Again, there’s nothing wrong with being sentimental. Some people can be and stay sentimental. I just feel like real relationships are anchored on real emotions. I don’t want to spend my life turning away from those emotions. I think artists touch those while sometimes, in our daily lives, we let these emotions slide by. We take people for granted. But you know, one of the things I like about the life I’ve led is that in order to be in the moment, you have to live it. And again, that also comes from method acting. You have to be in the moment. You focus on the moment, then you feel it. You don’t want to skate through life.

Before we leave, I just wanted to ask if you have any message for our audience, not just those who are interested in media, but for those who value journalism and its purpose, its goal, and how we can strive towards it.
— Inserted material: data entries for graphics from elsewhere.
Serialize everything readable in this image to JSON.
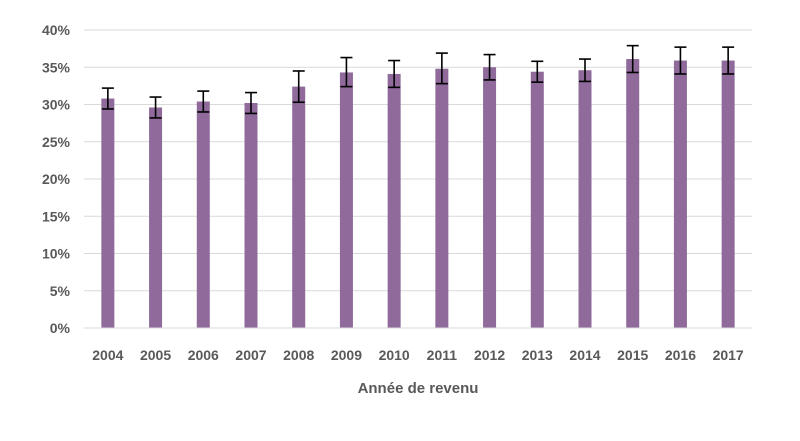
{
  "chart_data": {
    "type": "bar",
    "xlabel": "Année de revenu",
    "ylabel": "",
    "ylim": [
      0,
      40
    ],
    "y_ticks": [
      0,
      5,
      10,
      15,
      20,
      25,
      30,
      35,
      40
    ],
    "y_tick_suffix": "%",
    "grid": true,
    "legend": "none",
    "bar_color": "#8f6a9b",
    "error_bar_color": "#000000",
    "categories": [
      "2004",
      "2005",
      "2006",
      "2007",
      "2008",
      "2009",
      "2010",
      "2011",
      "2012",
      "2013",
      "2014",
      "2015",
      "2016",
      "2017"
    ],
    "values": [
      30.8,
      29.6,
      30.4,
      30.2,
      32.4,
      34.3,
      34.1,
      34.8,
      35.0,
      34.4,
      34.6,
      36.1,
      35.9,
      35.9
    ],
    "error_low": [
      29.4,
      28.2,
      29.0,
      28.8,
      30.3,
      32.4,
      32.3,
      32.8,
      33.3,
      33.0,
      33.1,
      34.3,
      34.1,
      34.1
    ],
    "error_high": [
      32.2,
      31.0,
      31.8,
      31.6,
      34.5,
      36.3,
      35.9,
      36.9,
      36.7,
      35.8,
      36.1,
      37.9,
      37.7,
      37.7
    ]
  }
}
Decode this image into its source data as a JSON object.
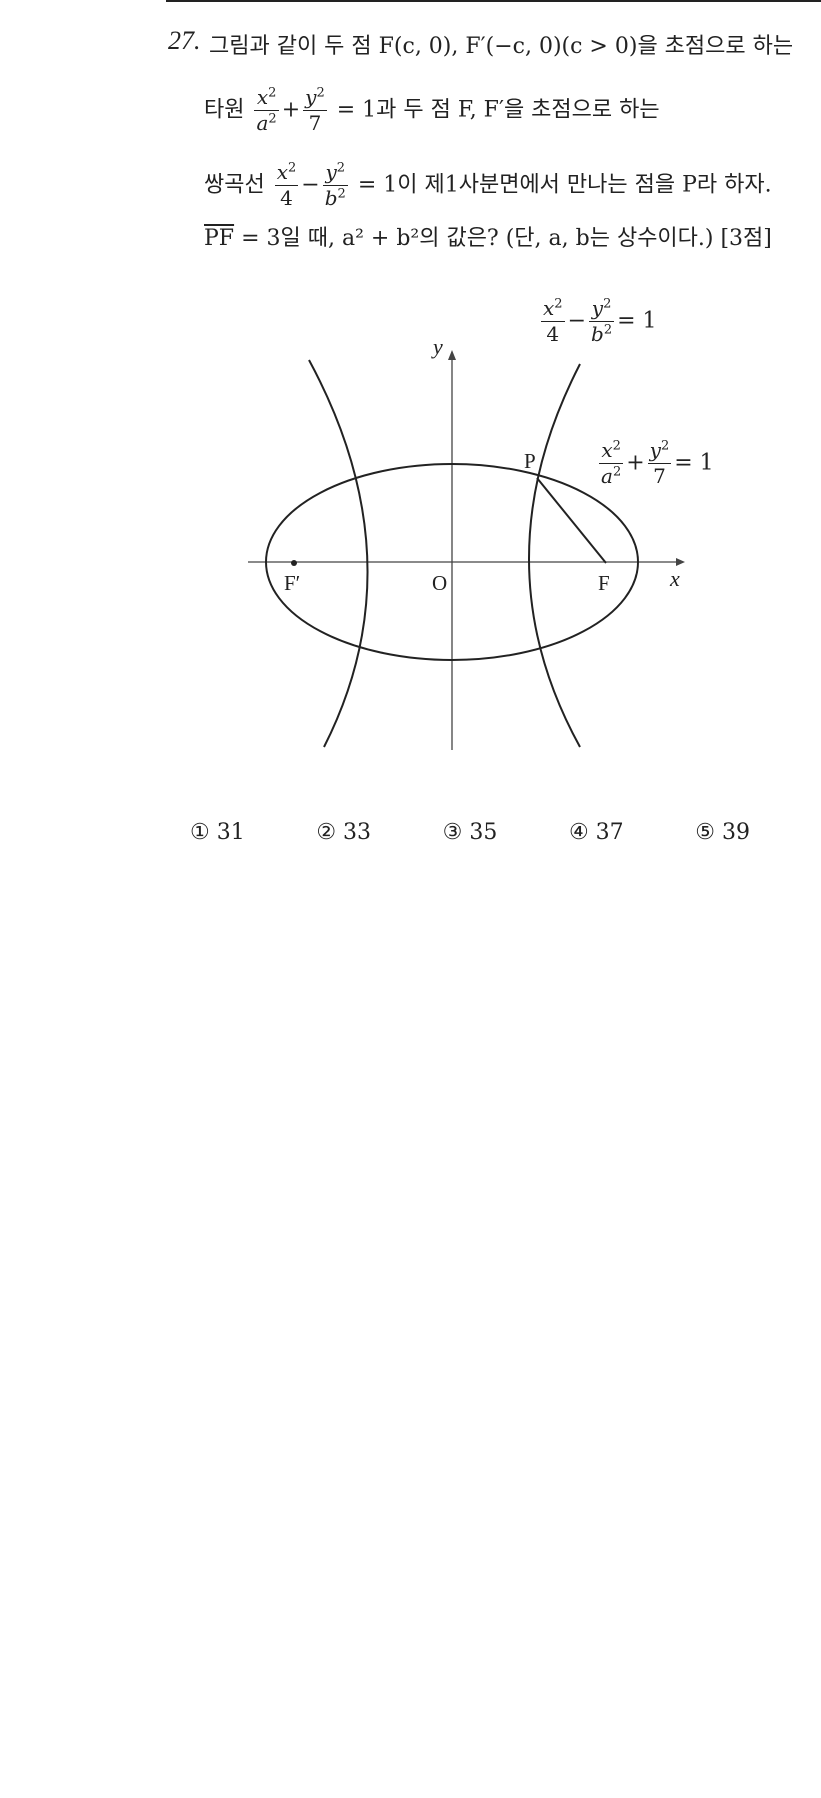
{
  "problem": {
    "number": "27.",
    "line1": "그림과 같이 두 점 F(c, 0), F′(−c, 0)(c > 0)을 초점으로 하는",
    "line2_prefix": "타원",
    "line2_suffix": "= 1과 두 점 F, F′을 초점으로 하는",
    "line3_prefix": "쌍곡선",
    "line3_suffix": "= 1이 제1사분면에서 만나는 점을 P라 하자.",
    "line4_segment": "PF",
    "line4_rest": "= 3일 때, a² + b²의 값은? (단, a, b는 상수이다.) [3점]"
  },
  "figure": {
    "label_y": "y",
    "label_x": "x",
    "label_origin": "O",
    "label_F": "F",
    "label_F_prime": "F′",
    "label_P": "P",
    "hyperbola_eq": "x²/4 − y²/b² = 1",
    "ellipse_eq": "x²/a² + y²/7 = 1"
  },
  "choices": [
    {
      "mark": "①",
      "value": "31"
    },
    {
      "mark": "②",
      "value": "33"
    },
    {
      "mark": "③",
      "value": "35"
    },
    {
      "mark": "④",
      "value": "37"
    },
    {
      "mark": "⑤",
      "value": "39"
    }
  ]
}
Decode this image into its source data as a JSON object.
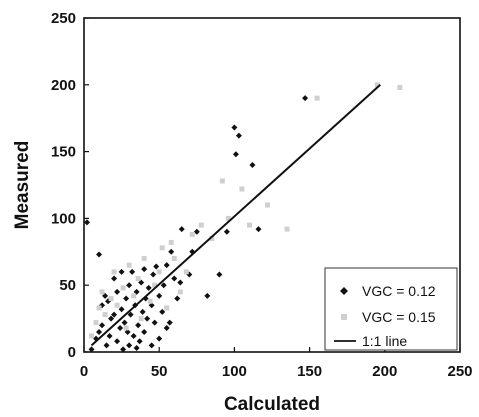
{
  "chart_data": {
    "type": "scatter",
    "title": "",
    "xlabel": "Calculated",
    "ylabel": "Measured",
    "xlim": [
      0,
      250
    ],
    "ylim": [
      0,
      250
    ],
    "xticks": [
      "0",
      "50",
      "100",
      "150",
      "200",
      "250"
    ],
    "yticks": [
      "0",
      "50",
      "100",
      "150",
      "200",
      "250"
    ],
    "grid": false,
    "legend_position": "bottom-right",
    "series": [
      {
        "name": "VGC = 0.12",
        "marker": "diamond",
        "color": "#111111",
        "points": [
          [
            2,
            97
          ],
          [
            10,
            73
          ],
          [
            5,
            2
          ],
          [
            8,
            10
          ],
          [
            10,
            15
          ],
          [
            12,
            20
          ],
          [
            12,
            35
          ],
          [
            14,
            42
          ],
          [
            15,
            5
          ],
          [
            16,
            38
          ],
          [
            17,
            12
          ],
          [
            18,
            25
          ],
          [
            20,
            28
          ],
          [
            20,
            55
          ],
          [
            22,
            8
          ],
          [
            22,
            45
          ],
          [
            24,
            18
          ],
          [
            25,
            32
          ],
          [
            25,
            60
          ],
          [
            26,
            2
          ],
          [
            27,
            22
          ],
          [
            28,
            40
          ],
          [
            29,
            15
          ],
          [
            30,
            50
          ],
          [
            30,
            5
          ],
          [
            31,
            28
          ],
          [
            32,
            60
          ],
          [
            33,
            12
          ],
          [
            34,
            35
          ],
          [
            35,
            3
          ],
          [
            35,
            45
          ],
          [
            36,
            20
          ],
          [
            37,
            8
          ],
          [
            38,
            52
          ],
          [
            39,
            30
          ],
          [
            40,
            62
          ],
          [
            40,
            15
          ],
          [
            41,
            40
          ],
          [
            42,
            25
          ],
          [
            43,
            48
          ],
          [
            45,
            5
          ],
          [
            45,
            35
          ],
          [
            46,
            58
          ],
          [
            47,
            22
          ],
          [
            48,
            64
          ],
          [
            50,
            42
          ],
          [
            50,
            10
          ],
          [
            52,
            30
          ],
          [
            53,
            50
          ],
          [
            55,
            18
          ],
          [
            55,
            65
          ],
          [
            57,
            22
          ],
          [
            58,
            75
          ],
          [
            60,
            55
          ],
          [
            62,
            40
          ],
          [
            64,
            52
          ],
          [
            65,
            92
          ],
          [
            70,
            58
          ],
          [
            72,
            75
          ],
          [
            75,
            90
          ],
          [
            82,
            42
          ],
          [
            90,
            58
          ],
          [
            95,
            90
          ],
          [
            100,
            168
          ],
          [
            101,
            148
          ],
          [
            103,
            162
          ],
          [
            112,
            140
          ],
          [
            116,
            92
          ],
          [
            147,
            190
          ]
        ]
      },
      {
        "name": "VGC = 0.15",
        "marker": "square",
        "color": "#cfcfcf",
        "points": [
          [
            5,
            12
          ],
          [
            8,
            22
          ],
          [
            10,
            33
          ],
          [
            12,
            45
          ],
          [
            14,
            28
          ],
          [
            18,
            40
          ],
          [
            20,
            60
          ],
          [
            22,
            35
          ],
          [
            26,
            48
          ],
          [
            28,
            18
          ],
          [
            30,
            65
          ],
          [
            33,
            42
          ],
          [
            36,
            55
          ],
          [
            38,
            25
          ],
          [
            40,
            70
          ],
          [
            44,
            38
          ],
          [
            47,
            50
          ],
          [
            50,
            60
          ],
          [
            52,
            78
          ],
          [
            55,
            33
          ],
          [
            58,
            82
          ],
          [
            60,
            70
          ],
          [
            64,
            45
          ],
          [
            68,
            60
          ],
          [
            72,
            88
          ],
          [
            78,
            95
          ],
          [
            85,
            85
          ],
          [
            92,
            128
          ],
          [
            96,
            100
          ],
          [
            105,
            122
          ],
          [
            110,
            95
          ],
          [
            122,
            110
          ],
          [
            135,
            92
          ],
          [
            155,
            190
          ],
          [
            195,
            200
          ],
          [
            210,
            198
          ]
        ]
      },
      {
        "name": "1:1 line",
        "marker": "line",
        "color": "#111111",
        "points": [
          [
            5,
            5
          ],
          [
            197,
            200
          ]
        ]
      }
    ]
  }
}
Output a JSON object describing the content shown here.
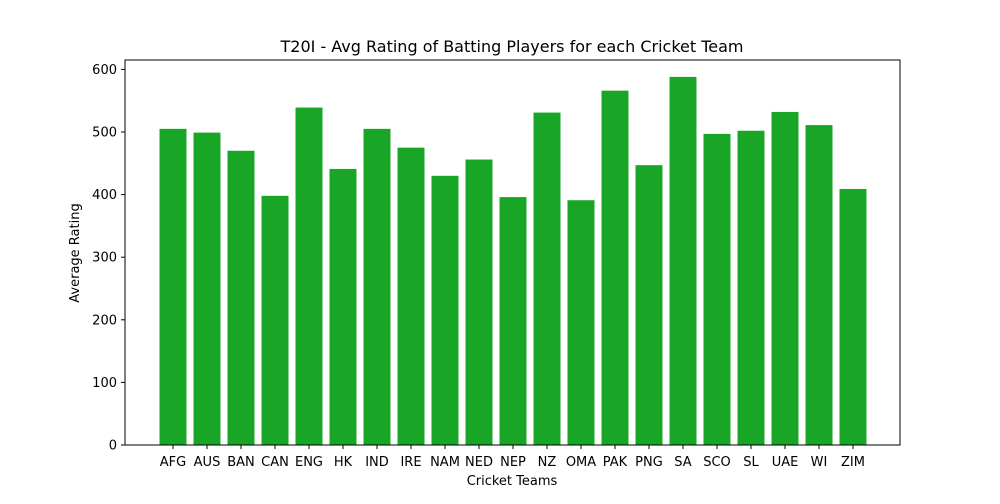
{
  "chart_data": {
    "type": "bar",
    "title": "T20I - Avg Rating of Batting Players for each Cricket Team",
    "xlabel": "Cricket Teams",
    "ylabel": "Average Rating",
    "categories": [
      "AFG",
      "AUS",
      "BAN",
      "CAN",
      "ENG",
      "HK",
      "IND",
      "IRE",
      "NAM",
      "NED",
      "NEP",
      "NZ",
      "OMA",
      "PAK",
      "PNG",
      "SA",
      "SCO",
      "SL",
      "UAE",
      "WI",
      "ZIM"
    ],
    "values": [
      505,
      499,
      470,
      398,
      539,
      441,
      505,
      475,
      430,
      456,
      396,
      531,
      391,
      566,
      447,
      588,
      497,
      502,
      532,
      511,
      409
    ],
    "ylim": [
      0,
      615
    ],
    "yticks": [
      0,
      100,
      200,
      300,
      400,
      500,
      600
    ],
    "bar_color": "#19a626",
    "grid": false,
    "legend": "none"
  }
}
Well, let me say first from the last question, and let me connect it to Rolling Stone. First of all, I can’t believe you chose a journalist to be your cover! But, I really thank you. On the flip side of this is when I was graduating college, my best friend worked for Rolling Stone, and so I met Jan Wenner. I hope this is where you go with this, but it’s important to know that you don’t stay in the froth, you don’t stay in the sentimentality of music and art.
These are the ways culture can change politics, culture is the way we change the world. And there hasn’t been anything like that where we are [now]. Maybe in 1986, there was something. But what I liked about Rolling Stone and one of the reasons I like New York — [but] I love Manila more, home is Manila — is this: that music, art, culture is the way you change the world; that it connects to some part of you that isn’t rational. And at a time when tech is manipulating our emotions, the worst of who we are, I hope we touch those things in the Philippines, right? You even look at the campaign jingles in the elections. I would have loved to have taken them apart in a different way like you have. You have a great open field.
Here’s the last part. Cambridge Analytica, I know it was a scandal, but the way they worked, what they built, was a way to shift and shift politics by changing culture. That’s how it began.
Is there anything that you want to tell our audience and how we can keep going, like how you’re doing it?
I think this is a time of creativity. We have to create because it’s been destroyed. I think that there is an opportunity for the Philippines. We just have to… I mean, we always say [that] we have to get our acts together, but there’s an opportunity right now, because look, even our legislation, we haven’t done anything yet with social media, with technology, and now post-arrest of Duterte, we’ve been doing these stories on the Information Operations and what it’s doing. I think the government and its citizens, I think we can do more. We shouldn’t be passive at this time. Tipping point isn’t the right word. It’s a moment of inflection and creation, and the way we act will determine the world that we live in. This is a critical year.
Thank you again, so much for your time, Maria. It’s such a huge honor to have you as part of Rolling Stone Philippines, both on our cover and at our event today.
Thank you also. You know, I play eight instruments, and when you mentioned this, I was like, “Oh, my God, that’s so funny.” But you know, I’m not courageous enough to do that for a living. Better as a journalist.